Translation process on the basis of XLIFF

The creation of language variants of assets ensures that no alterations get lost in any regional or language version. Variants may be created at any time in the production process, in order to take into account the workflow for the translation of the text. If the translation or localization takes place only after the completion of the magazine in the original language, the variants will only then be created. But these may also be created when the translation is ready to begin, although the layout is not yet ready.

In both cases, the Adobe InCopy text to be translated is exported in XLIFF format. In censhare 4.8, the segmentation of the Adobe ICML format or another XML dialect may be controlled. Segments are the basis for the further translation process: This proceeds segment by segment. These normally correspond to a sentence in the text to be translated.

Translation Memory Systems (TMS) use segments as the basis for checking whether something has already been translated. Depending on the degree of similarity, the translation may be inserted automatically or manual checking may be required.
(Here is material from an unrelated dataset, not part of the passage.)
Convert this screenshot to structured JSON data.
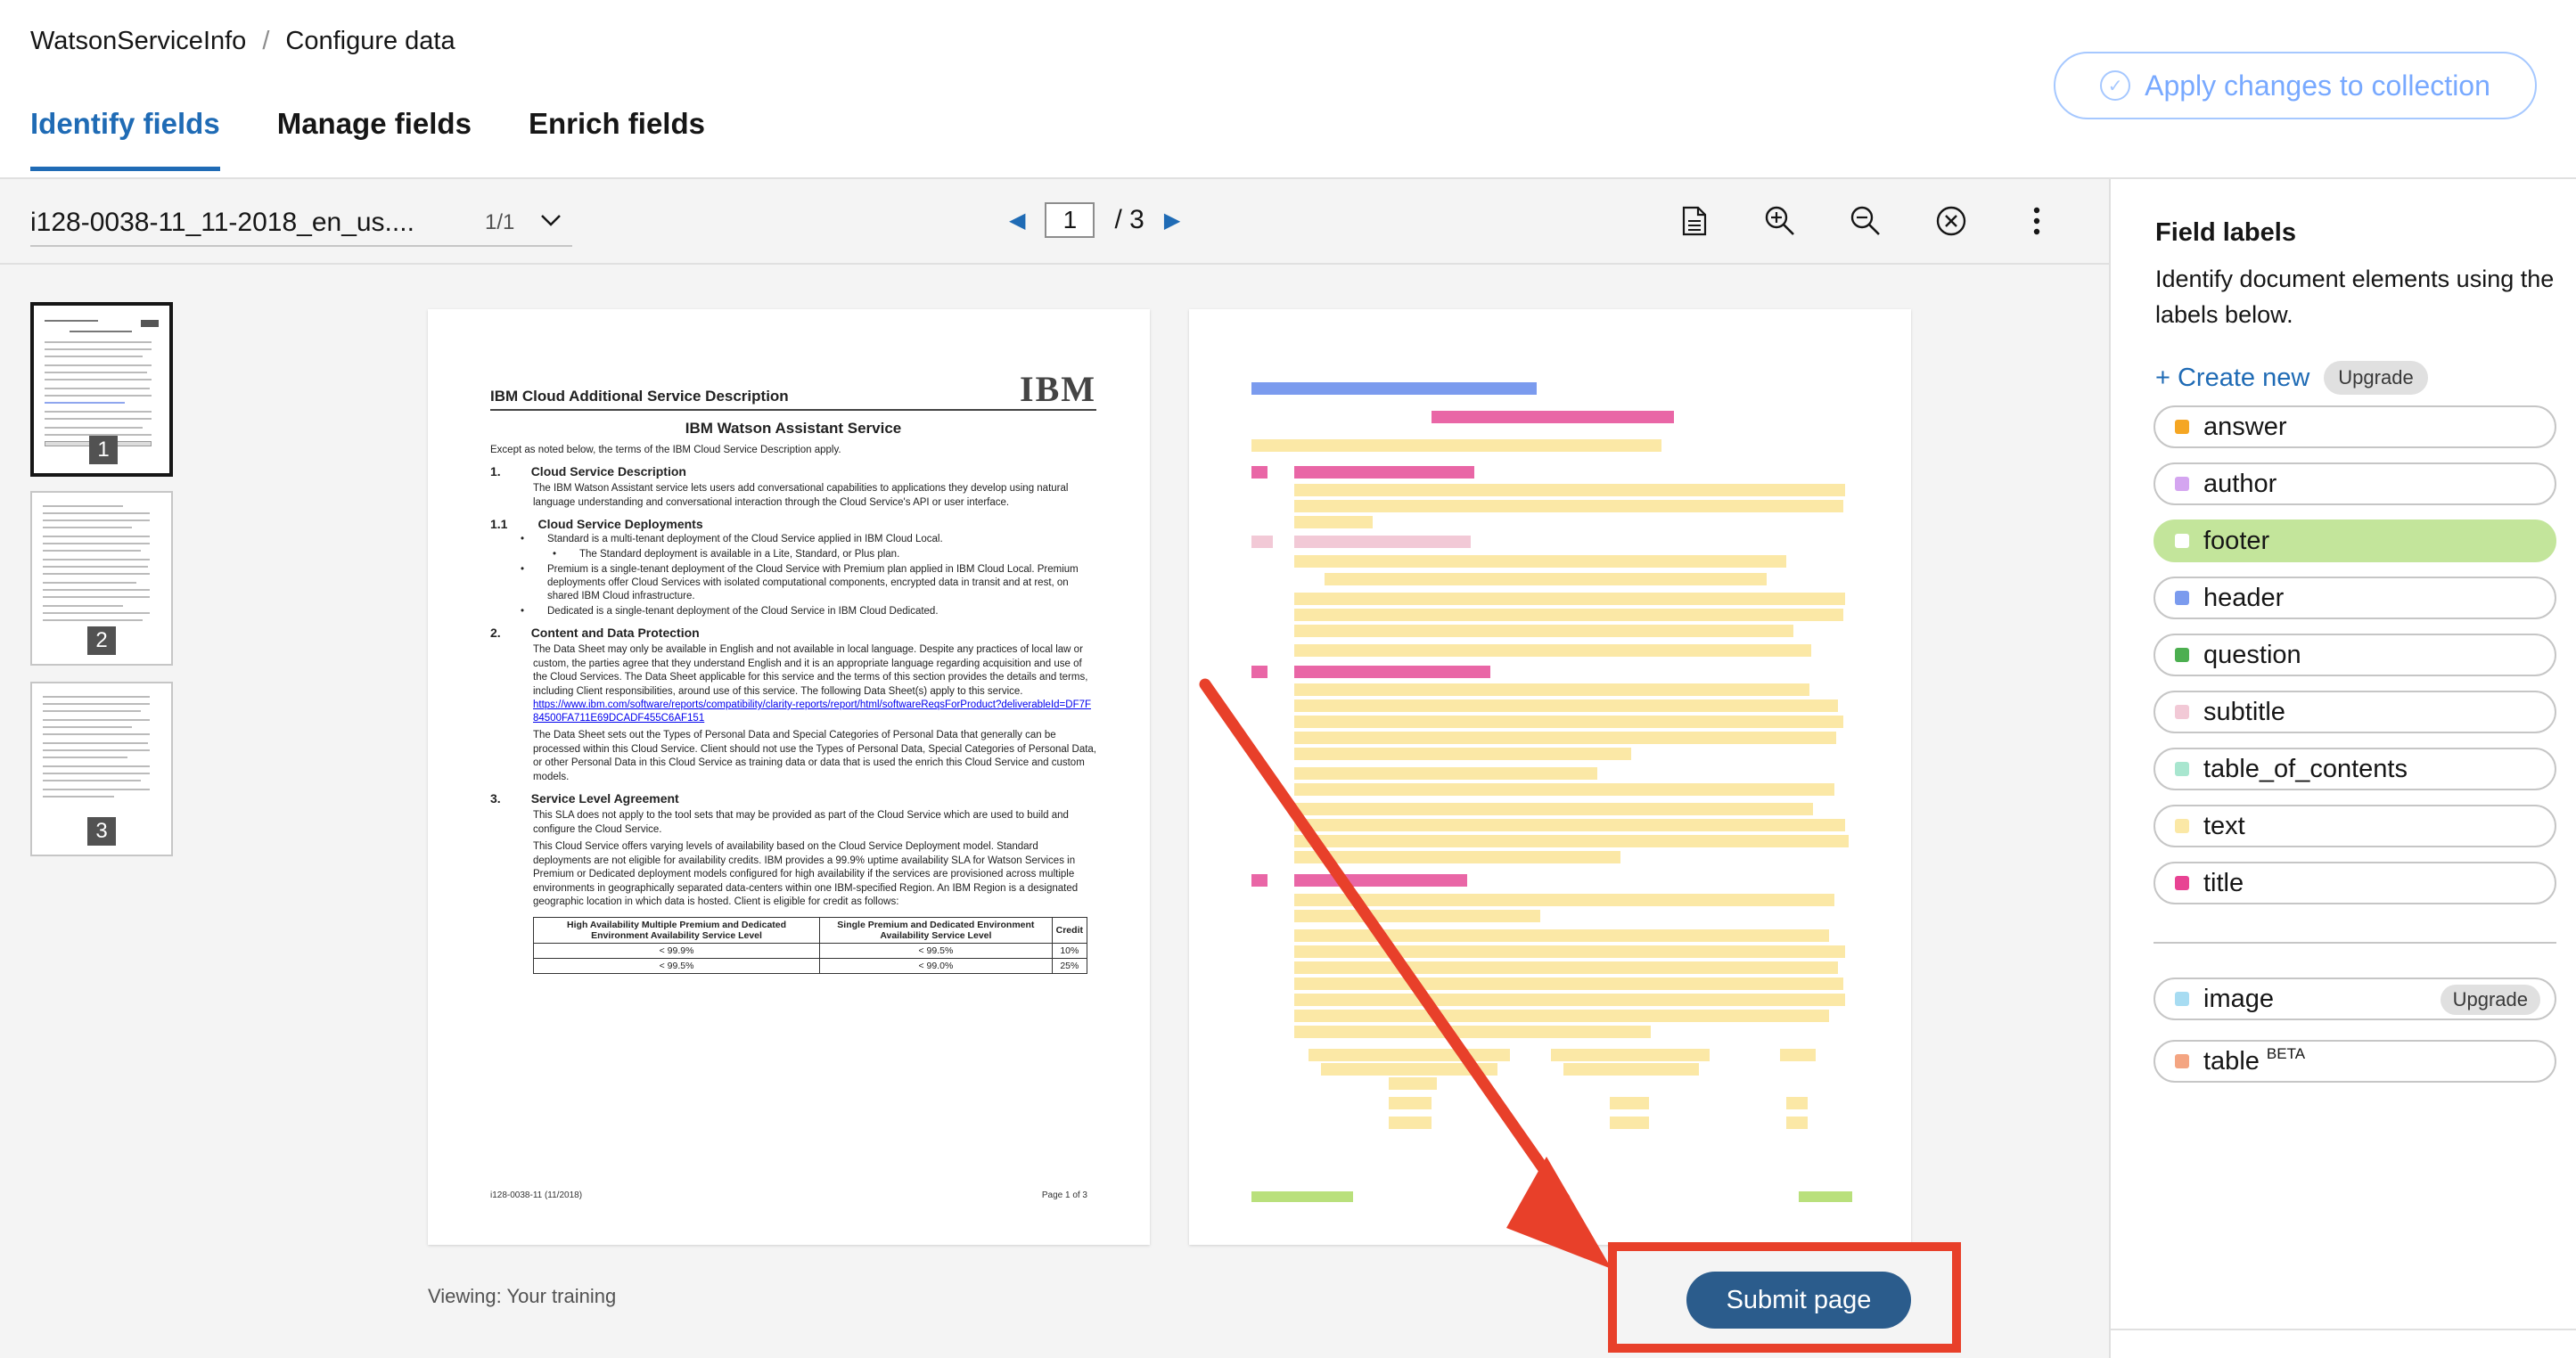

The segmentation rules specify how the segments are composed. censhare uses the Standard Segmentation Rules eXchange format for this. When the translated text comes back, censhare stores it in the appropriate variant of the original text.

Control of segmentation for export

Before a user can start the export of a text item to XLIFF, a tag mapping must be defined with the admin client for the appropriate XML dialect. An example of this is Adobe's ICML. With ICML, censhare knows how to handle the element names which appear there, such as “Content” or “ParagraphStyle-Range”. This may be converted into one or a pair of XLIFF inline tags. In this way, the text markup present in ICML remains available in XLIFF and provides the translator with additional information.

With regard to each element name it can be specified whether its appearance marks the start of a new segment. For example, this might make sense with the element name "br" (Break), which causes a line break in Adobe ICML. Here, it is important that the segments represent sensible translation units like a sentence. Division of a sentence into multiple segments on the basis of character styles is not generally helpful for translation. Translation memory systems may then be unable to find any matching translation segments in their database.

Export/import for XLIFF is defined in a censhare module, alongside mapping. censhare uses the "strict" variant for version 1.2 of XLIFF, which only allows attributes and elements which are also defined in XLIFF 1.2.